My mother reaches for me again. “Sweetie, you’re overwrought. If this Mr. Dade fellow is as successful as you make him sound, and if he does care for you, well maybe you could make a go of it. No one needs to know how it all began. And you wouldn’t even have to work! You could get involved in a charity! You could say it was a choice you made because . . .”

She keeps speaking but I can’t hear her anymore. She’s just painting another pretty picture, a portrait of me that skips over my flaws . . . my strengths, too, for that matter. I stare at the mantel above the fireplace. There are pictures of me, of them, of my grandparents. . . .

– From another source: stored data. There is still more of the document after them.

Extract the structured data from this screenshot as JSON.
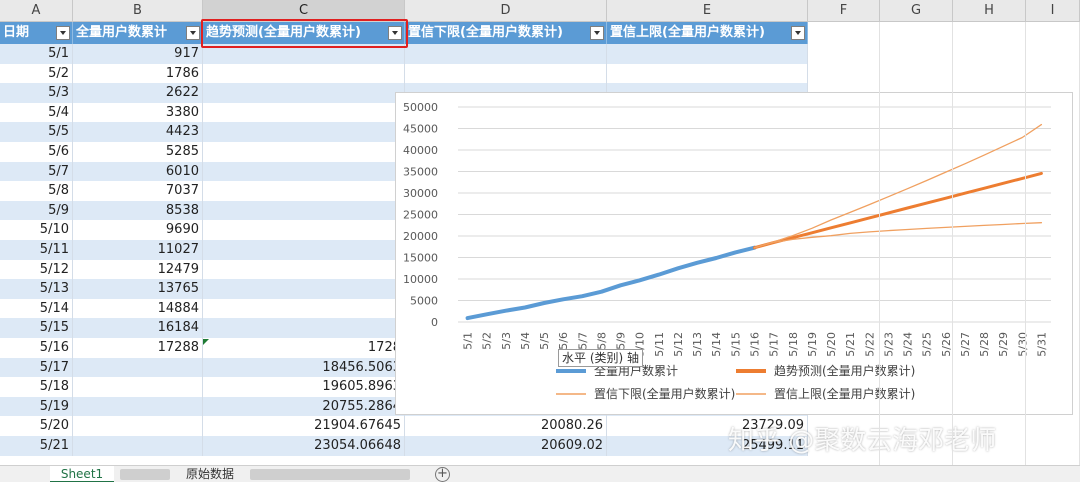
{
  "columns": [
    "A",
    "B",
    "C",
    "D",
    "E",
    "F",
    "G",
    "H",
    "I"
  ],
  "selected_column": "C",
  "table": {
    "headers": [
      "日期",
      "全量用户数累计",
      "趋势预测(全量用户数累计)",
      "置信下限(全量用户数累计)",
      "置信上限(全量用户数累计)"
    ],
    "rows": [
      [
        "5/1",
        "917",
        "",
        "",
        ""
      ],
      [
        "5/2",
        "1786",
        "",
        "",
        ""
      ],
      [
        "5/3",
        "2622",
        "",
        "",
        ""
      ],
      [
        "5/4",
        "3380",
        "",
        "",
        ""
      ],
      [
        "5/5",
        "4423",
        "",
        "",
        ""
      ],
      [
        "5/6",
        "5285",
        "",
        "",
        ""
      ],
      [
        "5/7",
        "6010",
        "",
        "",
        ""
      ],
      [
        "5/8",
        "7037",
        "",
        "",
        ""
      ],
      [
        "5/9",
        "8538",
        "",
        "",
        ""
      ],
      [
        "5/10",
        "9690",
        "",
        "",
        ""
      ],
      [
        "5/11",
        "11027",
        "",
        "",
        ""
      ],
      [
        "5/12",
        "12479",
        "",
        "",
        ""
      ],
      [
        "5/13",
        "13765",
        "",
        "",
        ""
      ],
      [
        "5/14",
        "14884",
        "",
        "",
        ""
      ],
      [
        "5/15",
        "16184",
        "",
        "",
        ""
      ],
      [
        "5/16",
        "17288",
        "1728",
        "",
        ""
      ],
      [
        "5/17",
        "",
        "18456.5063",
        "",
        ""
      ],
      [
        "5/18",
        "",
        "19605.8963",
        "",
        ""
      ],
      [
        "5/19",
        "",
        "20755.2864",
        "",
        ""
      ],
      [
        "5/20",
        "",
        "21904.67645",
        "20080.26",
        "23729.09"
      ],
      [
        "5/21",
        "",
        "23054.06648",
        "20609.02",
        "25499.11"
      ]
    ]
  },
  "chart_data": {
    "type": "line",
    "categories": [
      "5/1",
      "5/2",
      "5/3",
      "5/4",
      "5/5",
      "5/6",
      "5/7",
      "5/8",
      "5/9",
      "5/10",
      "5/11",
      "5/12",
      "5/13",
      "5/14",
      "5/15",
      "5/16",
      "5/17",
      "5/18",
      "5/19",
      "5/20",
      "5/21",
      "5/22",
      "5/23",
      "5/24",
      "5/25",
      "5/26",
      "5/27",
      "5/28",
      "5/29",
      "5/30",
      "5/31"
    ],
    "ylim": [
      0,
      50000
    ],
    "yticks": [
      "0",
      "5000",
      "10000",
      "15000",
      "20000",
      "25000",
      "30000",
      "35000",
      "40000",
      "45000",
      "50000"
    ],
    "grid": true,
    "legend_position": "bottom",
    "series": [
      {
        "name": "全量用户数累计",
        "color": "#5b9bd5",
        "values": [
          917,
          1786,
          2622,
          3380,
          4423,
          5285,
          6010,
          7037,
          8538,
          9690,
          11027,
          12479,
          13765,
          14884,
          16184,
          17288,
          null,
          null,
          null,
          null,
          null,
          null,
          null,
          null,
          null,
          null,
          null,
          null,
          null,
          null,
          null
        ]
      },
      {
        "name": "趋势预测(全量用户数累计)",
        "color": "#ed7d31",
        "values": [
          null,
          null,
          null,
          null,
          null,
          null,
          null,
          null,
          null,
          null,
          null,
          null,
          null,
          null,
          null,
          17288,
          18456.5,
          19605.9,
          20755.3,
          21904.7,
          23054.1,
          24203,
          25352,
          26502,
          27651,
          28800,
          29950,
          31099,
          32249,
          33398,
          34548
        ]
      },
      {
        "name": "置信下限(全量用户数累计)",
        "color": "#f0a060",
        "values": [
          null,
          null,
          null,
          null,
          null,
          null,
          null,
          null,
          null,
          null,
          null,
          null,
          null,
          null,
          null,
          17288,
          18500,
          19200,
          19700,
          20080.26,
          20609.02,
          20950,
          21250,
          21520,
          21760,
          22000,
          22230,
          22460,
          22680,
          22900,
          23100
        ]
      },
      {
        "name": "置信上限(全量用户数累计)",
        "color": "#f0a060",
        "values": [
          null,
          null,
          null,
          null,
          null,
          null,
          null,
          null,
          null,
          null,
          null,
          null,
          null,
          null,
          null,
          17288,
          18600,
          20100,
          21800,
          23729.09,
          25499.11,
          27300,
          29150,
          31000,
          32900,
          34850,
          36800,
          38800,
          40850,
          42900,
          45900
        ]
      }
    ]
  },
  "tooltip": "水平 (类别) 轴",
  "sheets": {
    "active": "Sheet1",
    "other": "原始数据"
  },
  "add_sheet_label": "+",
  "watermark": "知乎 @聚数云海邓老师"
}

There will never be a picture of Melody there. No one in this room is equipped to teach me how to face up to reality. I look at my mother as she speaks, my father as he stews . . . there’s no point in being angry. It won’t get me anywhere.

I let go of my mother’s hand and take a deep, cleansing breath to help me regain my composure before I kiss my father on the cheek. “Thank you for letting me talk,” I say quietly, resignedly. I lean down and give my mother a kiss as well. “I love you,” I say to both of them.

I gather up my purse, head to the foyer where my shoes wait for me. My mother makes a little cry of confusion but it’s only my father who follows me.

I sit down on their quilted leather armchair and fasten the buckles of my heels.

“It wasn’t our fault, you know,” he says, his voice soft but determined. “She simply refused to listen. A psychiatrist couldn’t have helped us with that. I tell you, there’s nothing we could have done differently. Not a damn thing that would have helped. If there was . . . I would have known. I wouldn’t just . . . I would have known. Nothing to be done.” Each word is a little meeker, a bit more desperate.

I stand up, give him a hug that’s a bit too hard and lasts a moment too long.

“Of course not,” I say. “You did everything you could.” And then I kiss him again and say good-bye.

Because I can’t change him. And because this is an illusion he wears as a life vest and I don’t have it in me to take it away just to see him drown.